FCCAnalyses [WIP] EDM4hep DataSource

DataSource providing EDM4hep collections. This allows writing analyzers using EDM4hep collections directly. Example:

    struct selPDG {
      selPDG(const int pdgID, const bool chargeConjugateAllowed = false);
      const int m_pdg;
      const bool m_chargeConjugateAllowed;
      edm4hep::TrackCollection operator() (
          const edm4hep::MCRecoTrackParticleAssociationCollection& inAssocColl);
    };

Two implementations are provided, frame and legacy. To run the analysis using these analyzers --use-source or --use-legacy-source.

Implementation: The class keeps three vectors m_Collections, m_podioReaders and m_frames. Thread safety: questionable

Aug 07 '23 13:08 kjvbrt

This will be very nice to have, thanks! I'll take a closer look this week. For the naming, I'd suggest "DataSource" instead of "Source". This should also eventually move to the edm4hep repository, right?

Aug 14 '23 07:08 vvolkl

Thanks for the suggestion I renamed the Source to DataSource.

Aug 15 '23 09:08 kjvbrt

Can we split the DataSource itself off of this and get it into edm4hep directly? I tested it a bit and it looked ready to use?

Apr 11 '24 07:04 Zehvogel

If putting the datasource into EDM4hep would be (more or less) easily possible, I would also be in favor of having it there. That should make maintenance a bit easier and we would see earlier if we break it when we do changes in EDM4hep.

Apr 11 '24 07:04 tmadlener

I only had a quick look at some of the files and made a few smaller comments.

Thanks, this was just work in progress commit...

Overall, what is the (longer term) plan for FCCAnalysis for switching to the podio datasource? This PR suggests that at least for some time the "old way" and the "new way" will coexist for some time. Since EDM4hep has changed enough such that newer files cannot be easily read with older versions of FCCAnalysis, I am wondering whether it makes sense to have the two things in parallel, or whether it would be easier to simply make a clean cut and move everything to the data source way.

I would like to ditch "old way" at some point, but I'm not sure we can make clean cut quickly. There is a lot of analysis code which uses the "old way" and also the performance of the datasource way needs to be better understood.

Some of the functionality might also be general enough for it to be moved to EDM4hep? E.g. getting the pt (or four momentum) for any datatype that has a momentum (and at least a mass or energy).

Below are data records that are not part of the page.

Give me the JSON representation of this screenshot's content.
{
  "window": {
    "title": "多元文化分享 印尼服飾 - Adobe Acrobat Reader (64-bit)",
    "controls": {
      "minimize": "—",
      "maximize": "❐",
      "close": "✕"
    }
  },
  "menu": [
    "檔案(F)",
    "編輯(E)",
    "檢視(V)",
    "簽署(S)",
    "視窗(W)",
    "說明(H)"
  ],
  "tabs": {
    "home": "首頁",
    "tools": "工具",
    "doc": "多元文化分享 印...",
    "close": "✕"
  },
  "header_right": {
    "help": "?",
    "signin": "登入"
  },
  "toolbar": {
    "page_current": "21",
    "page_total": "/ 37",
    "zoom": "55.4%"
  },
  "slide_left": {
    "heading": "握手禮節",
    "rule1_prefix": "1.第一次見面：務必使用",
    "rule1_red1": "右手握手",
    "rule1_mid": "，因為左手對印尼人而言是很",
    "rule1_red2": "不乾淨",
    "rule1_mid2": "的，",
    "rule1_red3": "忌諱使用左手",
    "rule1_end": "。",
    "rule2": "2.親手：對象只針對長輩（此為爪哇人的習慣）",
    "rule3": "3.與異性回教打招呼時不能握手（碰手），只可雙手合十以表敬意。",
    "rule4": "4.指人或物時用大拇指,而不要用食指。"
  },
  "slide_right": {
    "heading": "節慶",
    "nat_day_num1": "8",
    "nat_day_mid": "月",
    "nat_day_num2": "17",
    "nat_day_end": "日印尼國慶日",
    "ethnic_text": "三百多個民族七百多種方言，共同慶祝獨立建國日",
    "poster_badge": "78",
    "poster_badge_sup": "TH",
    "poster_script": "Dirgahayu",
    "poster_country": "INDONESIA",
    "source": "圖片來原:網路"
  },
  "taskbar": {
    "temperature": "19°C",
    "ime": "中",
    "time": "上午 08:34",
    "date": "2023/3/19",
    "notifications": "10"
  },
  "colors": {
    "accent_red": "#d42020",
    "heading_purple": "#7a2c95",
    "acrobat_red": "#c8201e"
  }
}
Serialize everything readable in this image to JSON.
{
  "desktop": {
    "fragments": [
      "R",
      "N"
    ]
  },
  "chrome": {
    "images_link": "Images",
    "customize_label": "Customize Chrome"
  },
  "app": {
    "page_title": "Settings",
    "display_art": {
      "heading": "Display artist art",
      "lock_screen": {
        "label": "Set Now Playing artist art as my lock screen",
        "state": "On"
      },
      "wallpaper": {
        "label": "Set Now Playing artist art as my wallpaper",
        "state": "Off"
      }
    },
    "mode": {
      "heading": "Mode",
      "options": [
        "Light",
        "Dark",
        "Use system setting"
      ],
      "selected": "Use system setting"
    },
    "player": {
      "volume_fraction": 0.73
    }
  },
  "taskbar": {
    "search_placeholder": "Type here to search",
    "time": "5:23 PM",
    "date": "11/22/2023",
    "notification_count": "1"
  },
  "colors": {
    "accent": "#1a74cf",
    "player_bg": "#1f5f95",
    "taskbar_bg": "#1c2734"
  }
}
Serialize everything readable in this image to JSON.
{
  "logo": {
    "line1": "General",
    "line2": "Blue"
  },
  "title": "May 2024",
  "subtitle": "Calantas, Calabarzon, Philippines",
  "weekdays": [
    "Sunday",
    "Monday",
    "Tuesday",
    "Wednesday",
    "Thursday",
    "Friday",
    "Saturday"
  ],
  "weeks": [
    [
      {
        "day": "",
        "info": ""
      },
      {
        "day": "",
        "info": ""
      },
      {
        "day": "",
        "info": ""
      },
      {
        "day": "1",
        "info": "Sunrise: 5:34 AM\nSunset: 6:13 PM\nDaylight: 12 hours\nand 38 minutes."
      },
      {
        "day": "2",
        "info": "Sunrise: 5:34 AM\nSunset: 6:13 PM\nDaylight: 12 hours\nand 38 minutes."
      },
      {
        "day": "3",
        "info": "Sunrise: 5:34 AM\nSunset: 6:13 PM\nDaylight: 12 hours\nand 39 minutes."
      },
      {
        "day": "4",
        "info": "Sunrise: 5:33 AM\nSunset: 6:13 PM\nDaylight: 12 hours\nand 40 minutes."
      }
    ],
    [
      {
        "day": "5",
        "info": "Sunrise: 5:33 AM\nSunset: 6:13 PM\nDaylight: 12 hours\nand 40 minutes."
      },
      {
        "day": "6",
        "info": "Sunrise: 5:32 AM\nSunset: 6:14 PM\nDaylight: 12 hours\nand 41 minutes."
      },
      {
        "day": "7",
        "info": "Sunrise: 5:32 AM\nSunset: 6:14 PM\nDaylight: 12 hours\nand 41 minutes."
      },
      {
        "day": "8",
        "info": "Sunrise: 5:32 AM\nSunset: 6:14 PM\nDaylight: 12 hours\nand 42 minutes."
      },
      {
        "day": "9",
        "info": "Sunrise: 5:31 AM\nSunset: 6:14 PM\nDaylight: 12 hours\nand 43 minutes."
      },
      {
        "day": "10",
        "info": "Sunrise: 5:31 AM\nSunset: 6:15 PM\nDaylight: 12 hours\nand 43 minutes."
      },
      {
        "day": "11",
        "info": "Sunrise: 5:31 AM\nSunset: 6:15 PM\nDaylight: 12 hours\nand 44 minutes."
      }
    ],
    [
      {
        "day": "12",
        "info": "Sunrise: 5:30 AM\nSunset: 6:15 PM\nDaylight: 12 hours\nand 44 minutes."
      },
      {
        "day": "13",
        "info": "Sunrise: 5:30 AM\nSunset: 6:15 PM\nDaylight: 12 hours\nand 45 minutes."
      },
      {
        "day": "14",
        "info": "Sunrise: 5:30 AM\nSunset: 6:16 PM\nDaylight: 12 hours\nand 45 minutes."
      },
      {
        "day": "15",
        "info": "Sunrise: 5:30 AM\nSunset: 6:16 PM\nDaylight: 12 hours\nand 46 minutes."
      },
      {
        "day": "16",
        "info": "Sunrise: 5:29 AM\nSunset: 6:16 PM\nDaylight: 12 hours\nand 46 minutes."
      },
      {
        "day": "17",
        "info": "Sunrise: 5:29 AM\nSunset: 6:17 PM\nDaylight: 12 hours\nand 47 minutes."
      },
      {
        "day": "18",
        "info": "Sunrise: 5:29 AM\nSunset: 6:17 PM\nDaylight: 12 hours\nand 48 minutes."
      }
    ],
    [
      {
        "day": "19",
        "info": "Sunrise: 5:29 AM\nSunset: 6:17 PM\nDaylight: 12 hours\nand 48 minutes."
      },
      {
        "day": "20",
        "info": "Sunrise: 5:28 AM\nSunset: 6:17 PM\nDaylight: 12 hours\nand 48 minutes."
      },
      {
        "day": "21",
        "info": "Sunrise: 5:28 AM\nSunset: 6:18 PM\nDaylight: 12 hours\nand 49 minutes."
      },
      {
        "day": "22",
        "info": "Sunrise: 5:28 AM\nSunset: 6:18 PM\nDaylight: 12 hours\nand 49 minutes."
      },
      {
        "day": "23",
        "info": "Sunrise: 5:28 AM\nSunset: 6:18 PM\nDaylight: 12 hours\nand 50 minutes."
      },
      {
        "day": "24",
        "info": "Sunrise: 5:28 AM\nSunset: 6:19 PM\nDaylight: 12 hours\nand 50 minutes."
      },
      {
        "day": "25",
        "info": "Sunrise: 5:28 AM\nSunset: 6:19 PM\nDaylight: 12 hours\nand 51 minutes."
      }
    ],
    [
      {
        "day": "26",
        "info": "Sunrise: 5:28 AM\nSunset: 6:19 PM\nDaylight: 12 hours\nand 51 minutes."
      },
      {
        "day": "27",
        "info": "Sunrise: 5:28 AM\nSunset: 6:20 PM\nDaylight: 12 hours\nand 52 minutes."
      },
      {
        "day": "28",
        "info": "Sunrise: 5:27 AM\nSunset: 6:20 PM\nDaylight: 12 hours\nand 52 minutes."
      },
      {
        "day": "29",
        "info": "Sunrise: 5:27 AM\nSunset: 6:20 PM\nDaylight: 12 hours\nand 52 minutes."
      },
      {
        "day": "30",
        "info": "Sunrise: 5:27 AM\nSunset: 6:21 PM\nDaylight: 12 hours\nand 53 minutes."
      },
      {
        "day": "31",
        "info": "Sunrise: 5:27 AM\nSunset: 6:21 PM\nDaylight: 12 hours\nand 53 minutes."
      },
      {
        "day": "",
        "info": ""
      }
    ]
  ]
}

Upstreaming some of the functionalities to edm4hep is the good point. How would you handle generating of those functions? With C++ templating or something like Podio(jinja2)? Long term I thing it would be good to separate c++ libraries from Python orchestration and only at the point where we know which files the analysis will operate on we source appropriate stack.

Sep 20 '24 13:09 kjvbrt

also the performance of the datasource way needs to be better understood.

I think unfortunately the performance will always be worse. Podio gives us an AoS style access in memory while when we access the root file directly we have SoA. I.e. using the podio datasource will potentially always result in reading also unneeded data. Unless I am confusing something... Maybe @m-fila wants to comment? :)

Sep 20 '24 14:09 Zehvogel

There is a lot of analysis code which uses the "old way" and also the performance of the datasource way needs to be better understood.

Good point. Didn't think of that.

I think unfortunately the performance will always be worse. Podio gives us an AoS style access in memory while when we access the root file directly we have SoA. I.e. using the podio datasource will potentially always result in reading also unneeded data. Unless I am confusing something... Maybe @m-fila wants to comment? :)

There are a few things to consider. The major difference is that the podio data source currently has no way to only read selective branches / collections only. It will always read the full event. On top of that reconstructing the relations takes a bit of time. At some point that might be an acceptable overhead, but how large the analysis has to be for that is unclear to me. There are also almost certainly some optimizations that can be (or are already) done if the podio middleman is cut out of the whole thing. The memory layout is another thing, but that might even be something we can change in podio, because the interface should give us enough abstraction to switch the implementation below from AoS to SoA, but this has to be investigated further.

Sep 20 '24 14:09 tmadlener